Chapitre 33
Rééducation des ténolyses des fléchisseurs
Introduction
Le principe des ténolyses connu depuis le début du XXe siècle a été popularisé par Sterling Bunnell [1]. Les ténolyses ont mauvaise réputation. Jusque dans les années 70, une ténolyse de fléchisseurs était souvent suivie d’une immobilisation plâtrée. De ce fait, de nouvelles adhérences et cicatrices s’ajoutant à l’ancienne le résultat était le plus souvent désastreux. Les années 70 verront se généraliser le principe de mobilisation postopératoire précoce voire immédiate grâce auquel les résultats actuels sont devenus souvent excellents.
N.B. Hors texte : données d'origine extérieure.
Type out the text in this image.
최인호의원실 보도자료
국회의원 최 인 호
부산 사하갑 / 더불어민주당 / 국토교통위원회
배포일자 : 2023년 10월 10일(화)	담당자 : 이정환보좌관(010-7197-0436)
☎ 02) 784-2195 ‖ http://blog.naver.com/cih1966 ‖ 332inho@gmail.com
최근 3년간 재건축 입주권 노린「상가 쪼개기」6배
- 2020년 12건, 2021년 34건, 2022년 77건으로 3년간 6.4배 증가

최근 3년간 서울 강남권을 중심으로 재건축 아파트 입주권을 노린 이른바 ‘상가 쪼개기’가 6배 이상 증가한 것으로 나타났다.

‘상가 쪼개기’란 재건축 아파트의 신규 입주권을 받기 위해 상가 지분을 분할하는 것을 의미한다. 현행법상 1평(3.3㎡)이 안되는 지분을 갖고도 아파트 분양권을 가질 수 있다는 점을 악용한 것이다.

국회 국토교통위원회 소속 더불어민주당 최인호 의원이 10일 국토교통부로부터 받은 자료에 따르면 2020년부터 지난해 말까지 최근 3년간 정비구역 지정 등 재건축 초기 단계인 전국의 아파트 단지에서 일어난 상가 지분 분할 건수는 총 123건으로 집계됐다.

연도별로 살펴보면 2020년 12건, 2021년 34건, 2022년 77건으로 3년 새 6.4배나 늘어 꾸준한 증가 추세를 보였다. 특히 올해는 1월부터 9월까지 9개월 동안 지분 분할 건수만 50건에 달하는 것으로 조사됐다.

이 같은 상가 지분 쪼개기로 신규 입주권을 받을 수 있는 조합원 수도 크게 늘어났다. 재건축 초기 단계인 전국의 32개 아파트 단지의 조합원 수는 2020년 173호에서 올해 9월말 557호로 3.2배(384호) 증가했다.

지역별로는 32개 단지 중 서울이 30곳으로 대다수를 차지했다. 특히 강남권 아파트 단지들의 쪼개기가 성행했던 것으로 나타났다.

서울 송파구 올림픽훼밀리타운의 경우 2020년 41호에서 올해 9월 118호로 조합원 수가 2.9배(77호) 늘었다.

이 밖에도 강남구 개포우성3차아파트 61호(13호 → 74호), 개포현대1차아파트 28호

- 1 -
Même si la libération chirurgicale du tendon est le plus souvent complète et satisfaisante aux yeux du chirurgien, la formation de nouvelles adhérences reste un phénomène inéluctable que certains auteurs essayèrent sans succès de contourner de façon mécanique en interposant divers matériaux, métal, silicone, amnios de veau, etc. [2], ou chimiquement par corticothérapie entre autres, etc. [1,3,4]. Les techniques chirurgicales de libération sont bien codifiées mais restent – même dans les mains d’un chirurgien habile – traumatisantes et dévascularisantes pour le tendon libéré. Le consensus international s’accorde sur le fait que la mobilisation postopératoire immédiate permet d’organiser la cicatrisation et la formation des adhérences en les « mécanisant ». Les résultats cliniques le prouvent. La chirurgie des ténolyses est vouée à l’échec si elle ne s’appuie pas sur une rééducation immédiate et bien sûr sur la collaboration du patient. Ces deux derniers aspects sont aussi importants que l’acte chirurgical lui-même.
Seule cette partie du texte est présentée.